Accumulation and aggregation of amyloid-β peptides proteolytically cleaved from amyloid precursor protein (APP) initiate the pathogenesis of Alzheimer’s disease. While this concept is widely held, it remains unclear why amyloid-β accumulates in the human brain. The pathogenic mechanism of amyloid-β accumulation is apparently heterogeneous; some individuals have amyloid-β accumulation due to the genetic inheritance of mutations in genes that encode for APP and presenilins 1 and 2, or because they have inherited polymorphic allele of apolipoprotein E. However, these genetic variants can only account for fewer than half of total AD cases, thus it remains unclear why of the remaining half of all AD patients had amyloid-β accumulation and eventually developed their condition. Recent studies by ourselves and others demonstrate that synapses play important roles in amyloid-β accumulation in human brains. Our study objective is to reveal the molecular events associated with synaptic regulation of amyloid-β metabolism in animal models by using state-of-the-art techniques.
In the first portion of the study, Dr. Shinohara will assess how synapses regulate APP metabolism leading to amyloid-β production in freely moving animals. To this end, he will use a novel microdialysis technique that can detect large size molecules around 100 kDa (a kDa is a unit of atomic mass signifying one-thousandth of a Dalton, or approximately the mass of one nucleon, either a single proton or neutron). Then he will manipulate synaptic function in pharmacological and non-pharmacological ways in order to determine their effect on APP metabolites.
In the second portion of the study, Dr. Shinohara will assessing how synaptic function affects extracellular metabolites in freely moving animals. In this part of the study will utilize a metabolimics approach that can detect thousands of metabolites at one time. Again the design calls for manipulating synaptic function, similar to that done in the first portion of the study, in order to determine their effects on extracellular metabolites.
Biomarkers, or surrogate markers of disease initiation and progress, would be very useful for helping us understand why people develop Alzheimer’s disease. By studying how synapses regulate APP metabolism and other extracellular metabolites, Dr. Shinohara’s study will identify surrogate biomarkers that indicate disturbances in synaptic Aβ metabolism in brains. Eventually, the results of the study will be useful for tracking and targeting effective treatments for AD.

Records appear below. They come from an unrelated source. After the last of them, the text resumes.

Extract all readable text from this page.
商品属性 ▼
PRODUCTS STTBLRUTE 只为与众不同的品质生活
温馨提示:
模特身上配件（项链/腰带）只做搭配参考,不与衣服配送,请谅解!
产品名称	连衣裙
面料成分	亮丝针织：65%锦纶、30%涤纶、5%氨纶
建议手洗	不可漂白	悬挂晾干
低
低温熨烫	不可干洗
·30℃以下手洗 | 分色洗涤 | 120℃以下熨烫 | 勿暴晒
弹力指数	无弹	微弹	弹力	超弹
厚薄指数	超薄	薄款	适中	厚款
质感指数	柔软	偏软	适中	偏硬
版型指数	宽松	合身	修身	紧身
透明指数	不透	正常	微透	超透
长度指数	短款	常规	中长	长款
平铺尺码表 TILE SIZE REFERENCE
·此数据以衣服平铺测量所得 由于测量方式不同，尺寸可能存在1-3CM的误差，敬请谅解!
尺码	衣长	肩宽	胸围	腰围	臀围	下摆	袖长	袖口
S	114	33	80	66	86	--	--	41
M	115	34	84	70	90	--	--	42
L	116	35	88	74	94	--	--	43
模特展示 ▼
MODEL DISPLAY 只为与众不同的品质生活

Mitsuru Shinohara is a postdoctoral fellow in the laboratory of Guojun Bu, PhD, a neuroscientist at the Mayo Clinic in Jacksonville, FL. Dr. Shinohara’s research into Alzheimer’s disease commenced at the University of Tokyo under the direction of Takeshi Iwatsubo, MD, a neuropathologist, and Taisuke Tomita, PhD, a pathological biochemist. He completed his PhD studies in 2010 at Osaka University under the direction of Ryuichi Morishita, MD, PhD, a cardiologist, and Naoyuki Sato, MD, PhD, a gerontologist. Dr. Shinohara’s major interest lies in studying the etiology and treatments of Alzheimer’s disease. He has been principal investigator or a collaborating scientist in several Alzheimer’s disease research projects, and has been published in over 15 peer-reviewed journals, including the Journal of Biological Chemistry, the Journal of Neuroscience, PNAS, Acta Neuropathologica, and Brain.